Just a week after we buried my mother, while I was trying to make sense of it all, my boyfriend died in a horrific accident, the driver of the car they were travelling in to work, lost control and collided with an oncoming truck, they died on the scene. I was crushed.
At his funeral, my body was numb, arrested, without any clear emotion. Nothing made sense. It was like a bad dream, but I never woke up from it.
“My daughter, every night I weep for you more than I cry for myself. I carry your pain with me, no matter what I am doing. I try to pray for you to heal, but God is so quiet, it’s like he has left this house.”
Baba’s words opens a flood gate of tears from my eyes, I try to wipe them away, but he holds both my hands, we cry together. We’re holding hands; father and daughter. After something like twenty minutes, he looks at me, grief written all over his face, so vulnerable.
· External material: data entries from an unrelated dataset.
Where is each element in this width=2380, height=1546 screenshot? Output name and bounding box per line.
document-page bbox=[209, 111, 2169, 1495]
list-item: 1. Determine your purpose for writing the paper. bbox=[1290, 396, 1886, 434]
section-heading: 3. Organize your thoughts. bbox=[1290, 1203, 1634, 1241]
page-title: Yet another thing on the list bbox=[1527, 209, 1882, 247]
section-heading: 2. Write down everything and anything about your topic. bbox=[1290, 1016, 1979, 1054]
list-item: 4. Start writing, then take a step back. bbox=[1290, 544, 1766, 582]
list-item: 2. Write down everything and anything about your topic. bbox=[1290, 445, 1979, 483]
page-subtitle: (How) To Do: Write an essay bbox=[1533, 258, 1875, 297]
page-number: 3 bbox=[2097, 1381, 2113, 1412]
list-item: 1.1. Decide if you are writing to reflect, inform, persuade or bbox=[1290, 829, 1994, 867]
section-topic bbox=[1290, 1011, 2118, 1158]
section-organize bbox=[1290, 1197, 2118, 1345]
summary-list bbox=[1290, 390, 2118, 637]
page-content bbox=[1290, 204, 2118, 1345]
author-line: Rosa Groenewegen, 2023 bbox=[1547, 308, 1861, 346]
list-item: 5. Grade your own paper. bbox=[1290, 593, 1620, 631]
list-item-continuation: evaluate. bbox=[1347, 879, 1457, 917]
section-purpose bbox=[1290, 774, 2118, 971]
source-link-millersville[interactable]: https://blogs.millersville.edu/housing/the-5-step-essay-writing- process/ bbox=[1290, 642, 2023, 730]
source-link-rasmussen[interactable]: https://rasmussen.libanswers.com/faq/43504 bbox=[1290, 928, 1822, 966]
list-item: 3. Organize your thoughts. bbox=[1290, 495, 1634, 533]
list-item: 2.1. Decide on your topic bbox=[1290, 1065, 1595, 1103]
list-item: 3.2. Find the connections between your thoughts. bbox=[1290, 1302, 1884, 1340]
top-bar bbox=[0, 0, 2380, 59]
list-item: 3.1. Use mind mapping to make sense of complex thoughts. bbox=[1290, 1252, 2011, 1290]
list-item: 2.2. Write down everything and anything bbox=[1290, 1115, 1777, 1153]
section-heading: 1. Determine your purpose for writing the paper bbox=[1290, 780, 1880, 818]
It is the first time I am seeing him like this.
“My daughter, with time you will heal, you will find another man and you will be happy, I will pray for you, and I know your mother is looking out for you too. You’re too young to be going through so much pain, I admire your strength, you took after your mother,” he says, tears still running down his face.
“Thank you Baba.” I stand up, take the dishes and put them into the sink. I continue, “Good night Baba.” I walk to my room, for another sleepless night. I am empty and cold inside, just like this house. Maybe Baba is right, God left this house when my mother died, and when my boyfriend died, I died with him too.
I am only 22 years old, but just like my father, already I need a new name, another life, a new meaning for my existence. It all came too early for me.